This clip I watched on duelling analogs sums up one of the main reasons I don't do much in the way of console gaming anymore: http://www.duelinganalogs.com/video/assassins-creed-unity-is-confusing/
While cut scenes can enhance gameplay, the trend towards " blurring the line between gaming and movies" has led to mediocre gaming, or terrible movies, depending on how far the designers decided to go with the cutscenes. As a gamer, I find the tendency of designers to take control of the experience to be frustrating, even more so than when designers don't bother with any structure at all, and call it a " sandbox" game. I desire structure in a game, but when I am forced to walk through a twenty minute mandatory " tutorial," or out of a six hour gaming session, thirty minutes are gameplay, somethg in the design process has gone terribly wrong.

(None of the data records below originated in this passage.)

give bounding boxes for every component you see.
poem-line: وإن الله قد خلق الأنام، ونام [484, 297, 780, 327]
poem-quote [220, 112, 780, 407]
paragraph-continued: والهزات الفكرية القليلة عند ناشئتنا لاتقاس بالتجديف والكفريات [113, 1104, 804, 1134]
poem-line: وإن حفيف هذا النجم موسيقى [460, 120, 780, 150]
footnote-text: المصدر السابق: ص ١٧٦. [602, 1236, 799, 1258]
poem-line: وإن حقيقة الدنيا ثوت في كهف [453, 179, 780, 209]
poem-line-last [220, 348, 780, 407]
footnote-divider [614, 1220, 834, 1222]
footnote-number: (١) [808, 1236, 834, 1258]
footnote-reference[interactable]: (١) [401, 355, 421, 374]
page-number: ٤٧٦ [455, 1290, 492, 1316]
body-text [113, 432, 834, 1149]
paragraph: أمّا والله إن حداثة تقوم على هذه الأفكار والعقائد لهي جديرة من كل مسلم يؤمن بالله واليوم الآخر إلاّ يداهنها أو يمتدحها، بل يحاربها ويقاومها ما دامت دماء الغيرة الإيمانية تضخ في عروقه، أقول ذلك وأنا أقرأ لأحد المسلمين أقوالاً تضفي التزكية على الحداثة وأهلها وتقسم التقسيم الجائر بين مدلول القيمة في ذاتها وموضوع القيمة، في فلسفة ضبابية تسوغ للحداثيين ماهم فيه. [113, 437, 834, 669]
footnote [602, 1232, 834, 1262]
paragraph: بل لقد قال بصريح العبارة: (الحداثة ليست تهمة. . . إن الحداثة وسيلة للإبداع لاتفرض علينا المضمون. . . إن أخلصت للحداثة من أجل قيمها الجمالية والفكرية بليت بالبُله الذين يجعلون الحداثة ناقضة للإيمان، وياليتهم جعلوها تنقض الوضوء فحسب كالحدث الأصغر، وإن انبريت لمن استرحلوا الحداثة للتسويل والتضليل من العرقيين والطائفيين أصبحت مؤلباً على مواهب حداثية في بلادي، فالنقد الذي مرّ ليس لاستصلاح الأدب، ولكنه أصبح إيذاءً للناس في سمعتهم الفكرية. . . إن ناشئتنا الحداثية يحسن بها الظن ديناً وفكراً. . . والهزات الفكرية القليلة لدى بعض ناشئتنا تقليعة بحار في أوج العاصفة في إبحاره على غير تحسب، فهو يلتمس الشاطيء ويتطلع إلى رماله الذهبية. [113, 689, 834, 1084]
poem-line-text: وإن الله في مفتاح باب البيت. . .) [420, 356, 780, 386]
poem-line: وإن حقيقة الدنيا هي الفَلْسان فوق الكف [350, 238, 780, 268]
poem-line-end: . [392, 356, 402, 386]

Egoraptor did an awesome video on youtube that usec the megaman series of games as an example of excellent game design, and in part, what he cited was how the game taught you how to play it without making you feel condescended, or as if you had someone making you play the way they wanted. The overuse of cutscenes falls into the latter category.
We have all dealt with the control freak GM that is constantly trying to force players to follow their script, even if the cues aren't there, doing so requires a character abandoning a long term goal without a reason or compensation for doing so, or worst of all, breaking with character. The cutscenes feel similar, where the designer has a " story to tell, " and they aren't going to let something as trivial as you enjoying yourself get in the way. The worst example for ne was Final Fantasy IX, where I ended up quitting because, as I progressed into the later parts of the game, I was forced into a more and more passive role, as the amount of cutscenes increased.
Since this is the trend in console games, and hardware limitations make cutscenes a luxury handheld games can't afford as well, I have switched to purely handheld and my tablet.